Contents
Part C: Application of linearity
1. How can Bob decrypt the message?
Bob can get the message by multiplying the Message by the Secret Matrix inverted then decoding the numbers into letters. M*SM=E where M is message SM is the Secret Matrix and E is encrypted message. M=E*SM^-1
2. Can Eve decrypt the message without finding the inverse of the secret matrix?
She can find what the secret matrix is. She can right a system of equations and solve for each component of the secret message.
- $ \begin{pmatrix} 1 & 0 & 4 \\ 0 & 1 & 0 \\ 1 & 0 & 1 \end{pmatrix}\begin{pmatrix} a & b & c \\ d & e & f \\ g & h & i \end{pmatrix}=\begin{pmatrix} 2 & 0 & 0 \\ 0 & 1 & 0 \\ 0 & 0 & 3 \end{pmatrix} $
- Multiply out
- $ a+4g=2, b+4h=0, c+4i=0 \, $
- $ d=0, e=1, f=0 \, $
- $ a+g=0, b+h=0, c+i=0 \, $
Solving These Equations yields the Secret Matrix
- $ \begin{pmatrix} -2/3 & 0 & 4 \\ 0 & 1 & 0 \\ 2/3 & 0 & -1 \end{pmatrix} $
but finding the secret message does not help her she needs to find the inverse of this matrix. This can be done without inverting the SM. Do the same method above.

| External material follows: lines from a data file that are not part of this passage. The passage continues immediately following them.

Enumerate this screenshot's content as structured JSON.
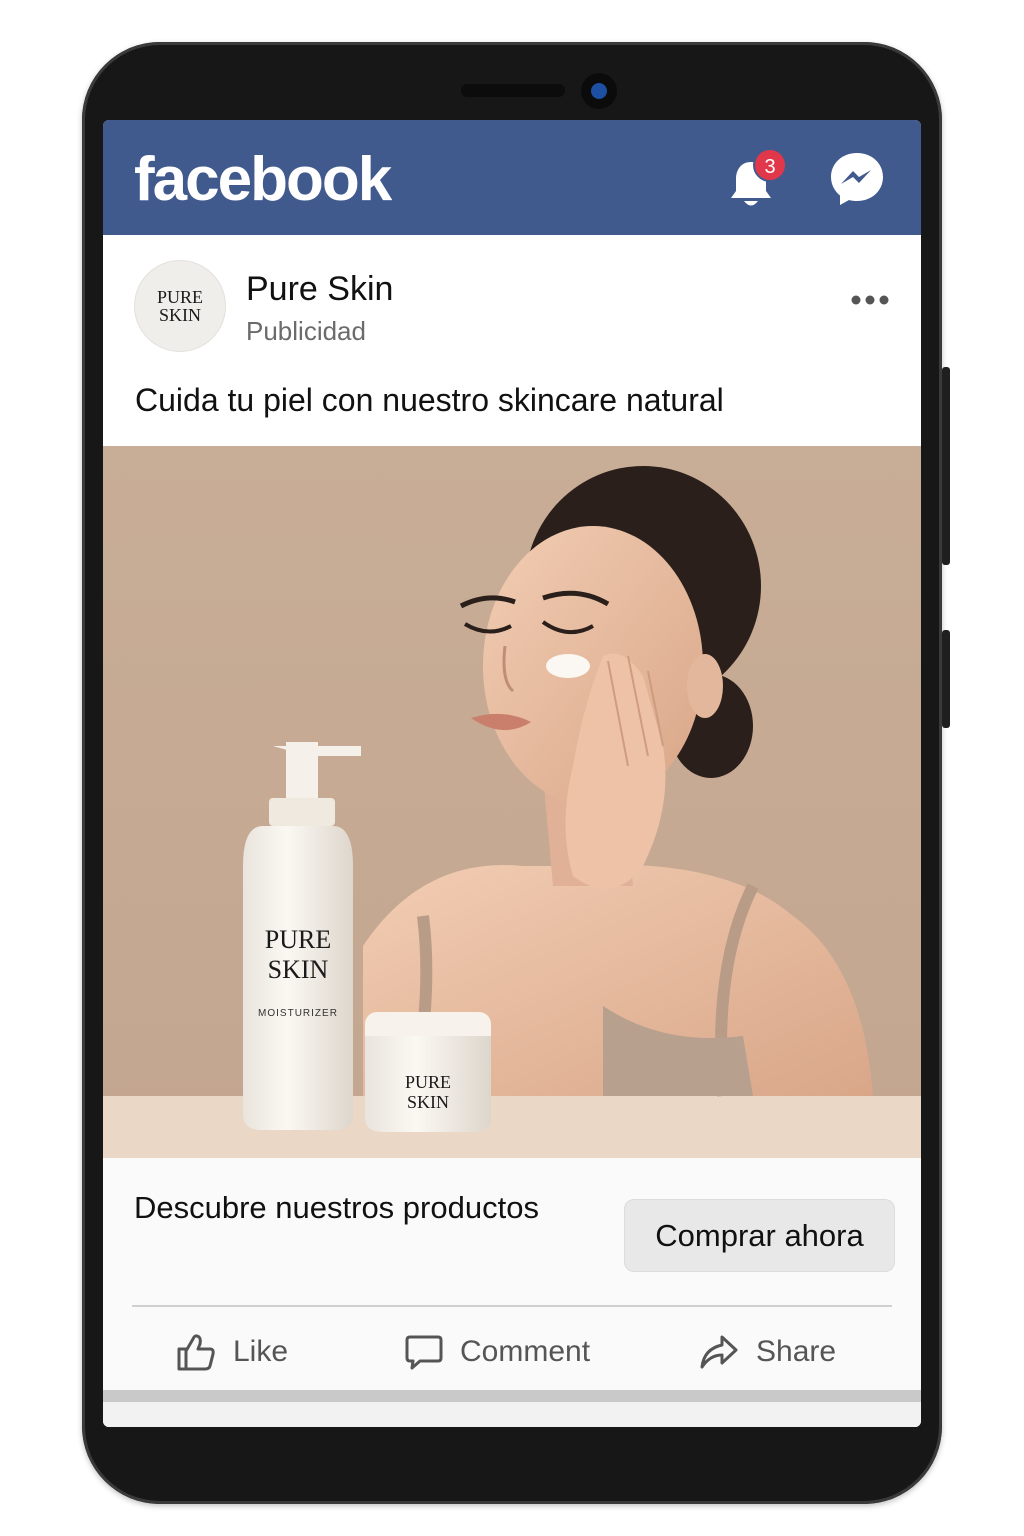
{
  "topbar": {
    "logo": "facebook",
    "notification_count": "3",
    "bell_icon": "bell-icon",
    "messenger_icon": "messenger-icon",
    "color": "#415a8e"
  },
  "post": {
    "page_name": "Pure Skin",
    "sponsored_label": "Publicidad",
    "avatar_text_line1": "PURE",
    "avatar_text_line2": "SKIN",
    "caption": "Cuida tu piel con nuestro skincare natural",
    "more_icon": "more-options-icon"
  },
  "ad_image": {
    "bottle_brand_line1": "PURE",
    "bottle_brand_line2": "SKIN",
    "bottle_product": "MOISTURIZER",
    "jar_brand_line1": "PURE",
    "jar_brand_line2": "SKIN",
    "background_color": "#c9ac95"
  },
  "cta": {
    "headline": "Descubre nuestros productos",
    "button_label": "Comprar ahora"
  },
  "actions": {
    "like_label": "Like",
    "comment_label": "Comment",
    "share_label": "Share"
  }
}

- $ \begin{pmatrix} 1 & 0 & 4 \\ 0 & 1 & 0 \\ 1 & 0 & 1 \end{pmatrix}=\begin{pmatrix} a & b & c \\ d & e & f \\ g & h & i \end{pmatrix}*\begin{pmatrix} 2 & 0 & 0 \\ 0 & 1 & 0 \\ 0 & 0 & 3 \end{pmatrix} $
3. What is the decrypted message corresponding to (2,23,3)? (Write it as a text.)
$ E*SM^-1=M \, $
- $ \begin{pmatrix} 2 & 23 & 3\end{pmatrix}*\begin{pmatrix} -2/3 & 0 & 4 \\ 0 & 1 & 0 \\ 2/3 & 0 & -1 \end{pmatrix}^{-1}=\begin{pmatrix} 2 & 23 & 5\end{pmatrix} $
"BWE"